If I was going to find people to associate with on a daily basis that would level me up… they weren’t going to be in Destin.
So here’s the rub. I was quite the social recluse back in the day. So hanging out with a lot of people, much less 5, wasn’t really a daily occurrence.
So there wasn’t really a chance of being averaged by the 5 people I associated with most.
But… I did happen to watch a lot of Television. Friends was my favorite. What’s interesting was after months of watching these shows pretty much daily… I started to act sort of silly. I noticed myself waving my hands and being super animated… kind of like Chandler. There were cadences in my speech, and sayings that I started to adopt straight from Ross. All of this really subconsciously.
Fast-forward to 2012. I really got into podcasts, specifically one called Freakonomics. Every morning before work I would listen to an entire episode. I cooked breakfast, got dressed, took the dog out… all the while listening to voices of Stephen J. Dubner and Steven Levitt jabber about interesting questions that few people ever think about…. like… the economics of sleep, why do people keep having children? And many many others.
I started to form a new way of thinking about the world... in terms of economics. Like... what is the cost benefit analysis of going to the gym?
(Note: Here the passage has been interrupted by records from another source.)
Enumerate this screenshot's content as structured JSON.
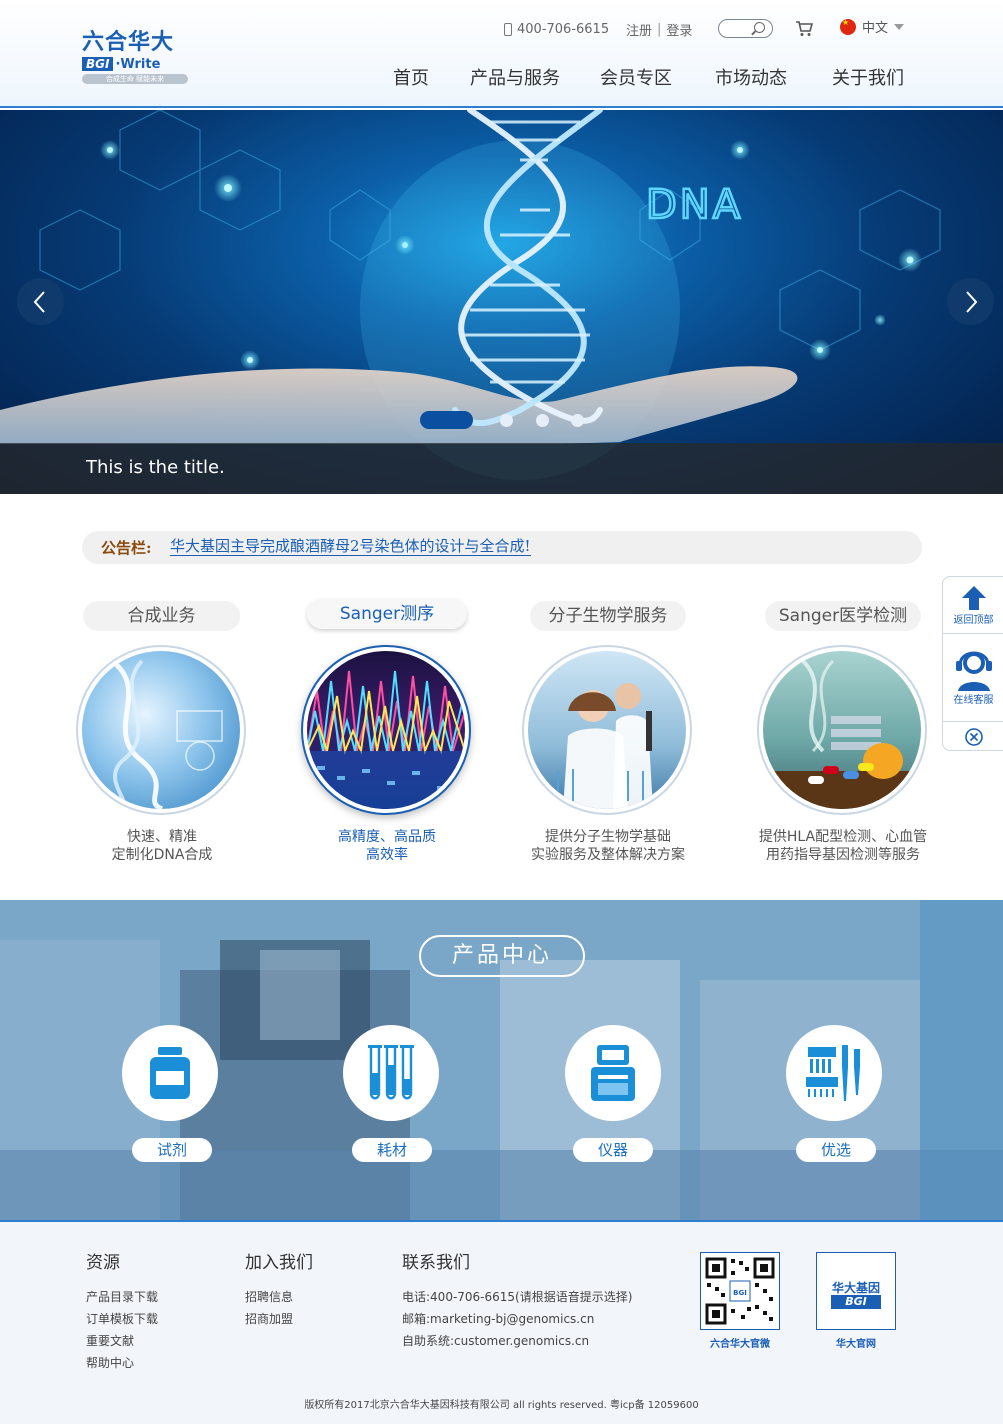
{
  "header": {
    "logo_cn": "六合华大",
    "logo_bgi": "BGI",
    "logo_write": "·Write",
    "logo_sub": "合成生命 赋能未来",
    "phone": "400-706-6615",
    "register": "注册",
    "login": "登录",
    "lang": "中文",
    "nav": [
      "首页",
      "产品与服务",
      "会员专区",
      "市场动态",
      "关于我们"
    ]
  },
  "banner": {
    "dna_text": "DNA",
    "caption": "This is the title.",
    "slides": 4,
    "active_slide": 1
  },
  "notice": {
    "label": "公告栏:",
    "text": "华大基因主导完成酿酒酵母2号染色体的设计与全合成!"
  },
  "services": [
    {
      "tab": "合成业务",
      "line1": "快速、精准",
      "line2": "定制化DNA合成",
      "active": false
    },
    {
      "tab": "Sanger测序",
      "line1": "高精度、高品质",
      "line2": "高效率",
      "active": true
    },
    {
      "tab": "分子生物学服务",
      "line1": "提供分子生物学基础",
      "line2": "实验服务及整体解决方案",
      "active": false
    },
    {
      "tab": "Sanger医学检测",
      "line1": "提供HLA配型检测、心血管",
      "line2": "用药指导基因检测等服务",
      "active": false
    }
  ],
  "side": {
    "top_label": "返回顶部",
    "service_label": "在线客服"
  },
  "products": {
    "title": "产品中心",
    "items": [
      {
        "label": "试剂",
        "icon": "reagent-bottle-icon"
      },
      {
        "label": "耗材",
        "icon": "test-tubes-icon"
      },
      {
        "label": "仪器",
        "icon": "instrument-icon"
      },
      {
        "label": "优选",
        "icon": "pipette-icon"
      }
    ]
  },
  "footer": {
    "col1_title": "资源",
    "col1": [
      "产品目录下载",
      "订单模板下载",
      "重要文献",
      "帮助中心"
    ],
    "col2_title": "加入我们",
    "col2": [
      "招聘信息",
      "招商加盟"
    ],
    "col3_title": "联系我们",
    "col3": [
      "电话:400-706-6615(请根据语音提示选择)",
      "邮箱:marketing-bj@genomics.cn",
      "自助系统:customer.genomics.cn"
    ],
    "qr1_caption": "六合华大官微",
    "qr2_caption": "华大官网",
    "qr2_logo_cn": "华大基因",
    "qr2_logo_en": "BGI",
    "copyright": "版权所有2017北京六合华大基因科技有限公司 all rights reserved. 粤icp备 12059600"
  },
  "colors": {
    "brand_blue": "#1a5fb4",
    "notice_label": "#8a4a0c"
  }
}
Or... What is the opportunity cost of deciding to learn the swift programming language instead of sticking with objective-c for building IOS apps?
It was a different and helpful way of thinking... and seamlessly adopted just by listening to hours of Dubner and Levitt discuss these economical matters in a fun and interesting way. Plus, the more I listened, the more it reinforced this new way of thinking.
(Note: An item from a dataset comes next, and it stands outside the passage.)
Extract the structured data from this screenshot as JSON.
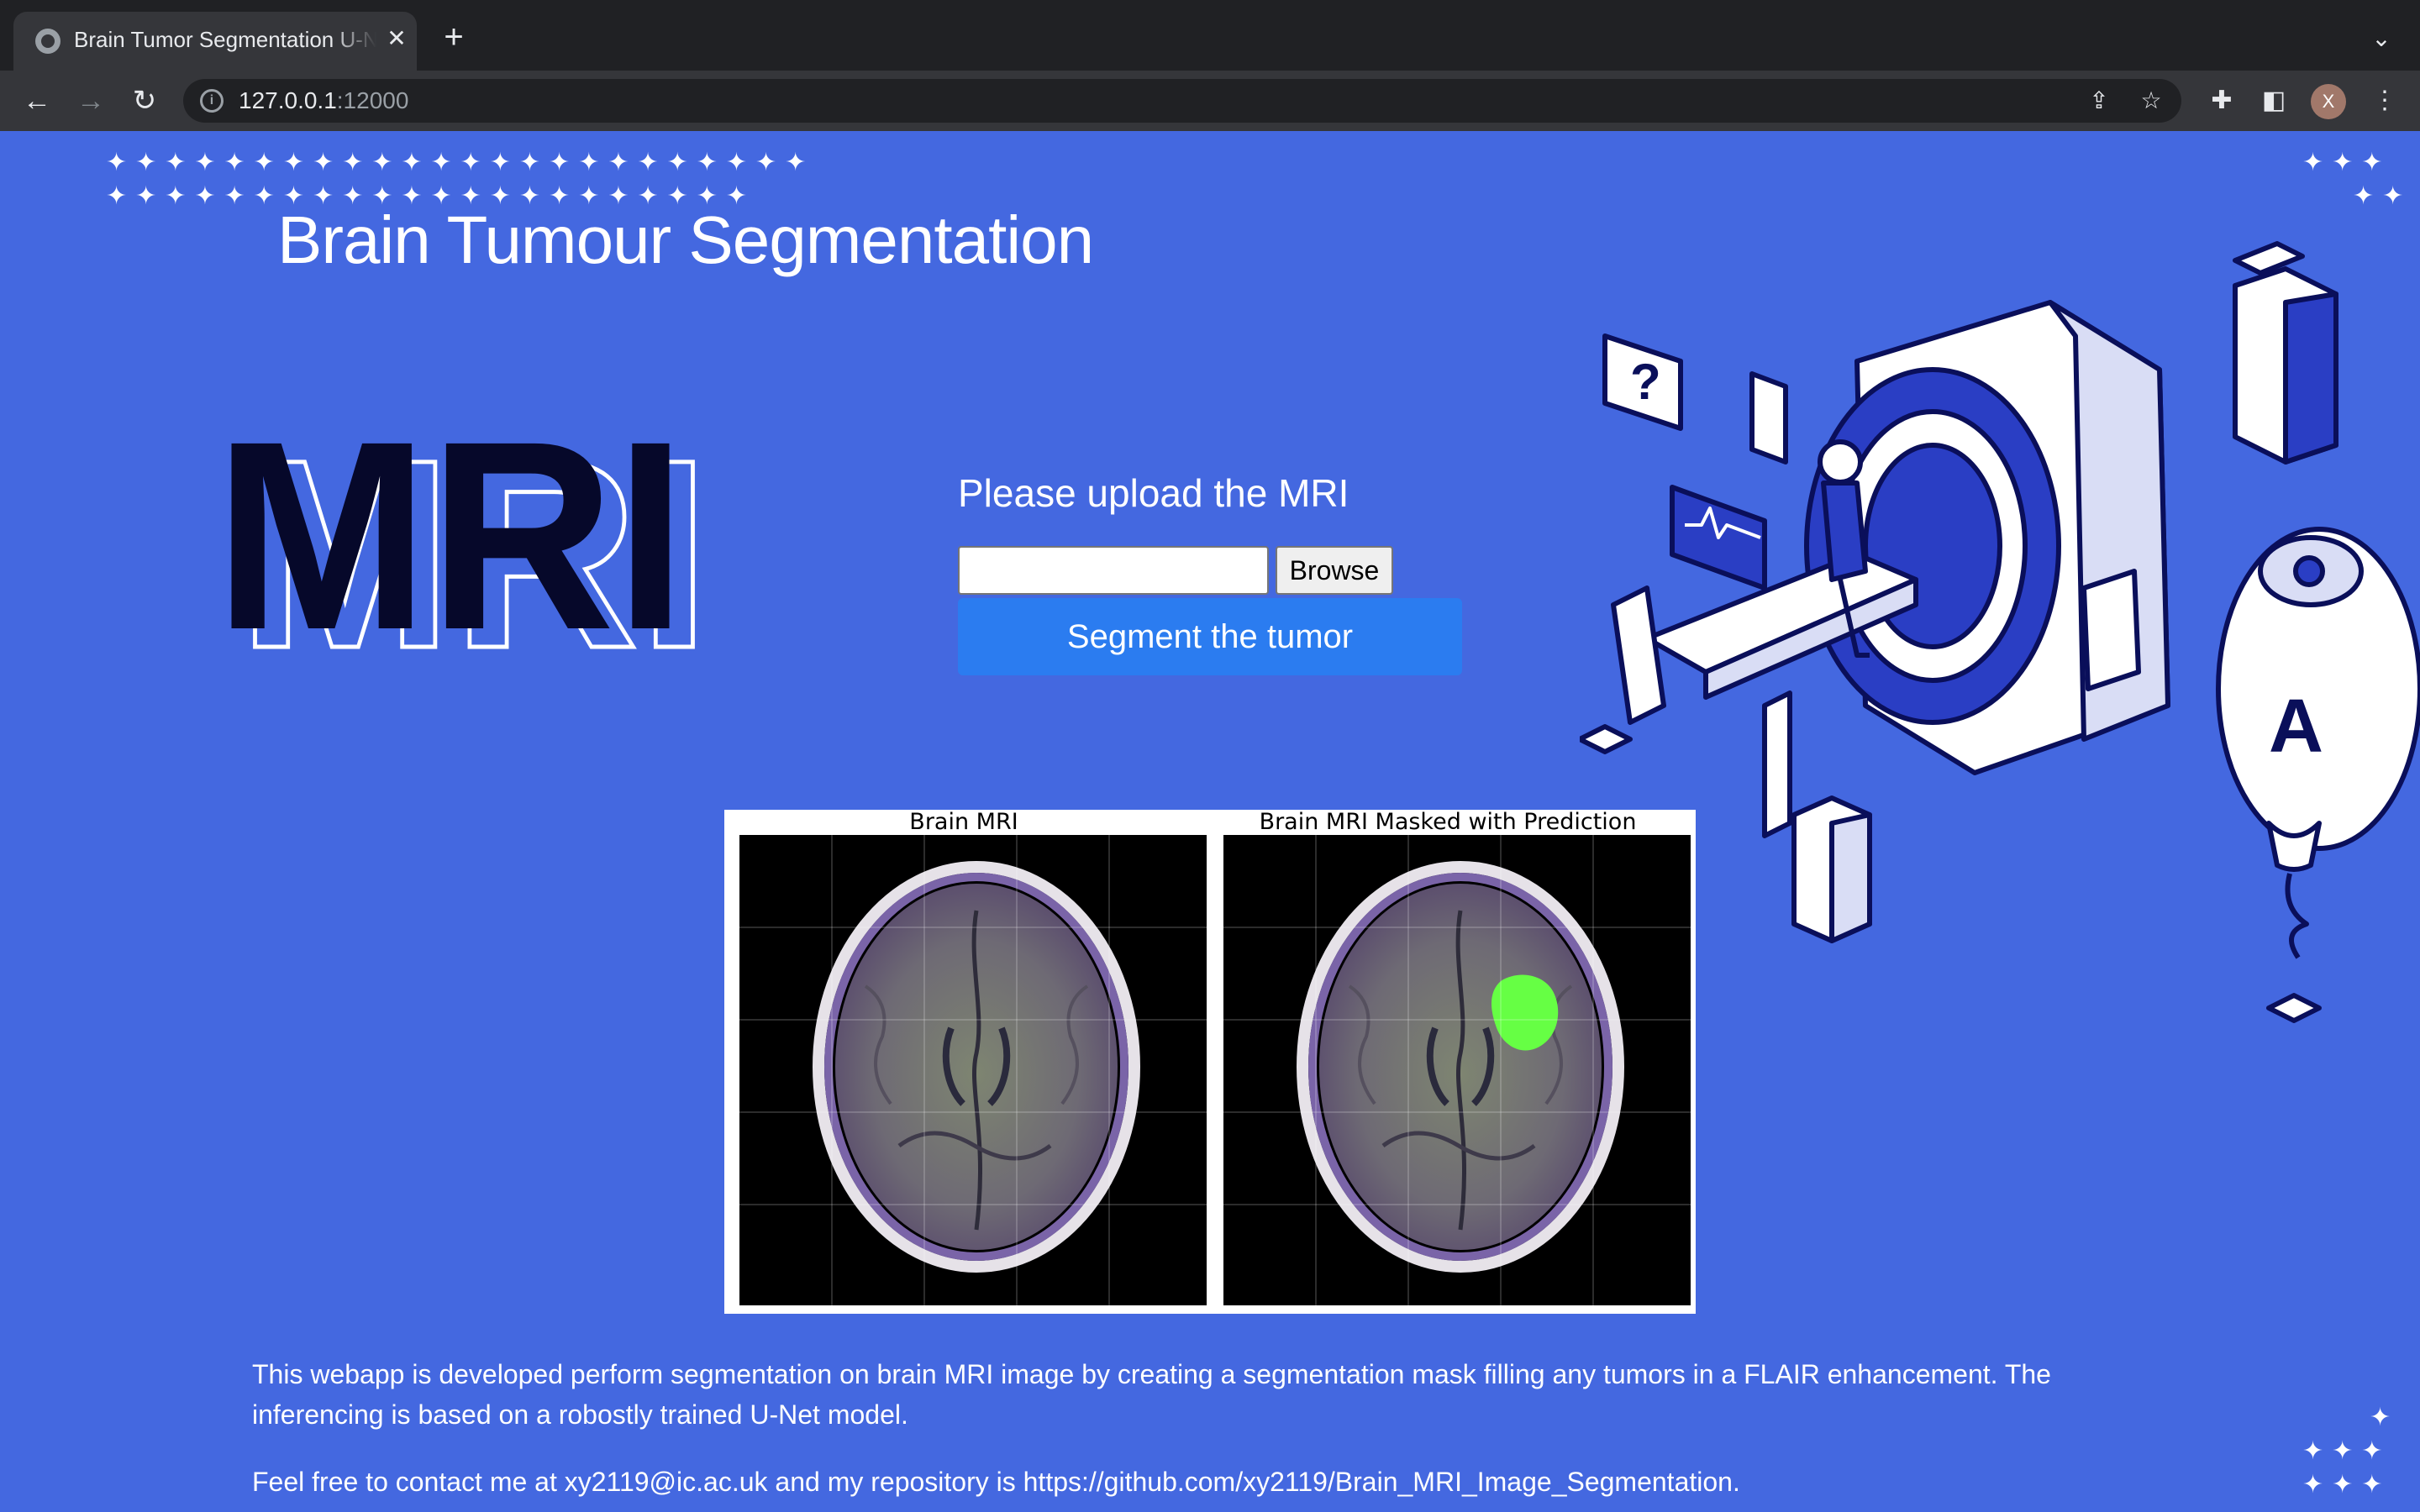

I was being averaged up by these two podcast hosts... not through normal interaction... but virtually.
It's not the ideal way of association... but it works.
Importance of the Medium
I've noticed these types of seamless adoption of tactics or ways of thinking before when I've read books... but I've found the type of medium in which you "associate" with other people can make a big difference.
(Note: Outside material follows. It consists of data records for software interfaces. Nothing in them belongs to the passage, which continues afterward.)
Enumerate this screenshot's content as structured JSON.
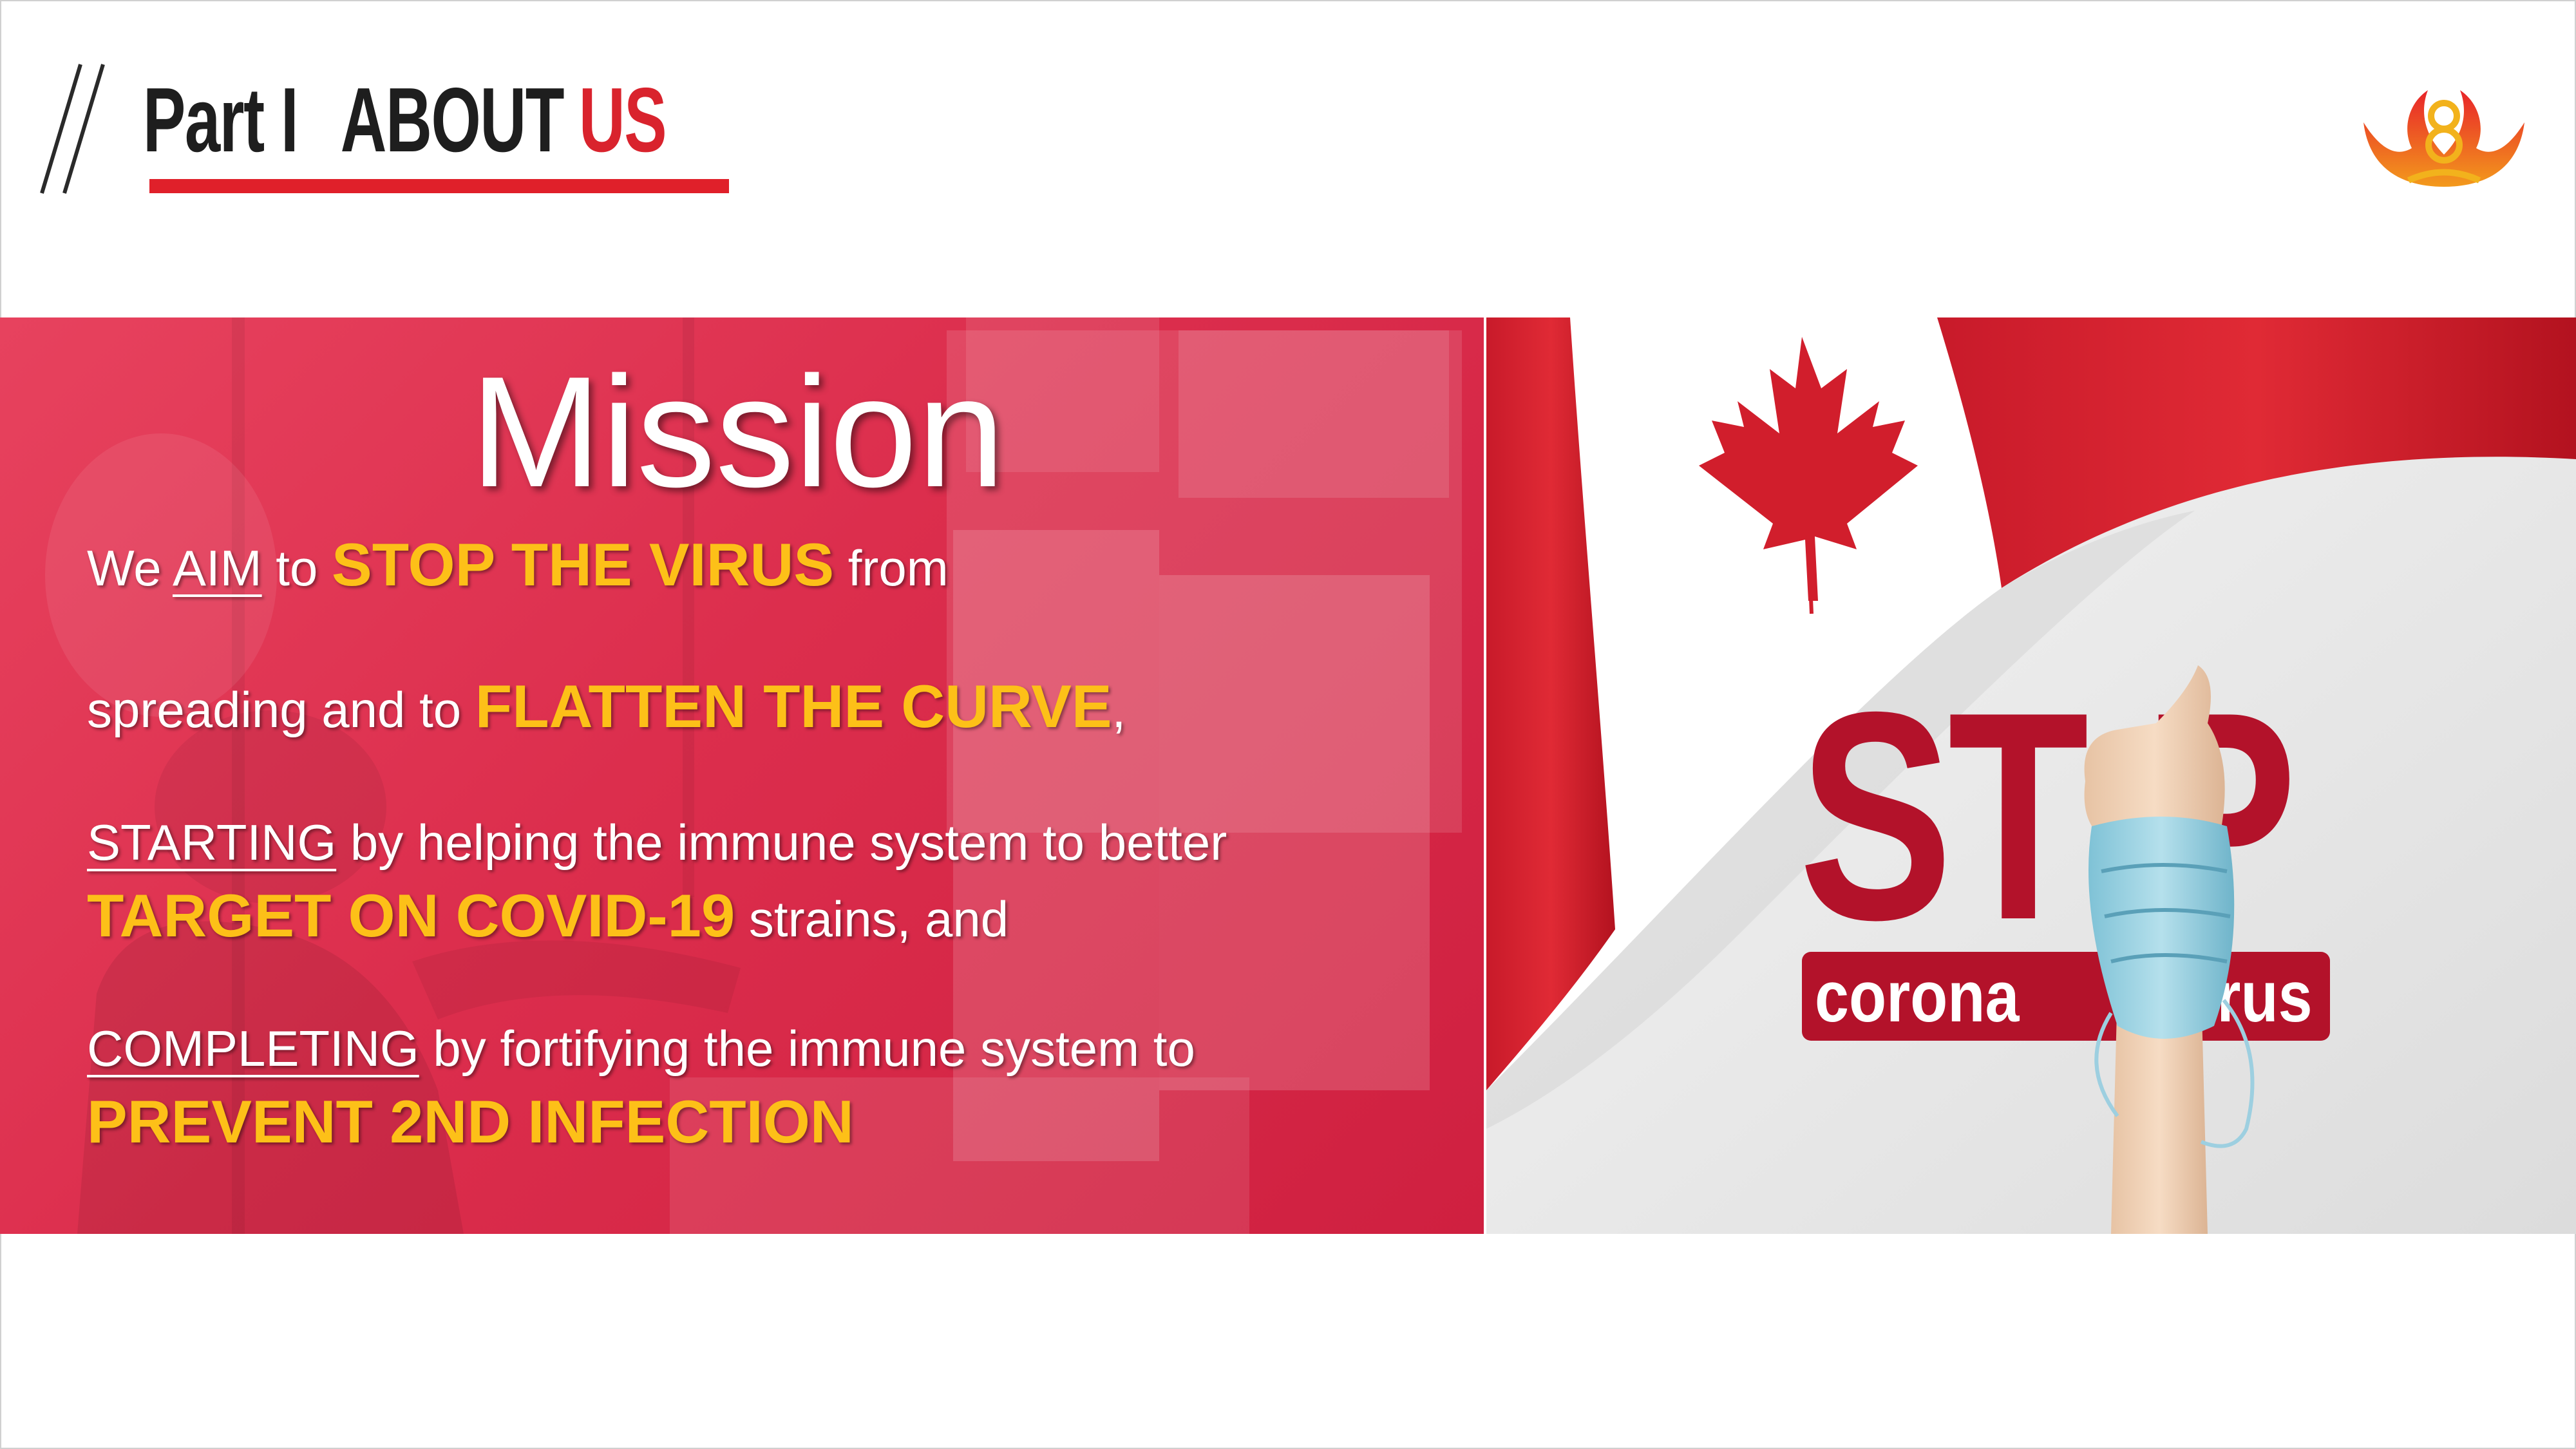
{
  "header": {
    "part_label": "Part I",
    "about_label": "ABOUT",
    "us_label": "US",
    "logo_icon": "lotus-logo-icon"
  },
  "mission": {
    "title": "Mission",
    "line1": {
      "pre": "We ",
      "aim": "AIM",
      "mid": " to ",
      "highlight": "STOP THE VIRUS",
      "post": " from"
    },
    "line2": {
      "pre": "spreading and to ",
      "highlight": "FLATTEN THE CURVE",
      "post": ","
    },
    "line3": {
      "ul": "STARTING",
      "post": " by helping the immune system to better"
    },
    "line4": {
      "highlight": "TARGET ON COVID-19",
      "post": " strains, and"
    },
    "line5": {
      "ul": "COMPLETING",
      "post": " by fortifying the immune system to"
    },
    "line6": {
      "highlight": "PREVENT 2ND INFECTION"
    }
  },
  "stop_graphic": {
    "stop_text": "ST P",
    "corona_text": "corona",
    "virus_text": "virus"
  },
  "colors": {
    "accent_red": "#e0202a",
    "highlight_yellow": "#fdc018",
    "stop_red": "#b3122a"
  }
}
Books used to be my go to for learning, adopting new tactics, and averaging myself up with the authors of said books. But I found that the lessons learned rarely continued to be part of my repertoire after a few months.
I think many lessons had a hard time sticking because these books were consumed in a matter of days. After the book was finished, the daily repetition of the author pounding those lessons into my brain subside to nothing... leaving only me to make sure to actively work on incorporating them.
And then of course... life gets busy. So we don't take the time to pound these lessons into our head ourselves, and they never become truly incorporated. This is exactly the reason why people reread the same books, to get back to the daily repetition of pounding.
This is why I think podcasts, youtube videos, blog posts, and other forms of medium in which the content and lessons are continuously hammered by their creators, are my preferred channels through which I can average up through virtual association.
For the most part, I can consume these types of medium in a daily fashion for weeks and months on end. The daily repetition for an extended period of time vastly increases my ability to incorporate the lessons and tactics being taught by their creators.
And... the best part is... I can learn and "associate" with the very best... not just who is available to me proximity wise.
So... I choose to average up and associate with the likes of Tim Ferriss and Gary Vaynerchuck among others. ( Looking for 3 others whom I can learn and diversify myself with )
From Tim I learned a lot about efficiency, being effective, importance of automation, and tools and tactics for the solopreneur.
From Gary I've adopted the hustle mind set and the importance of attention.
These guys make me better every day. They average me up. And I haven't even met them.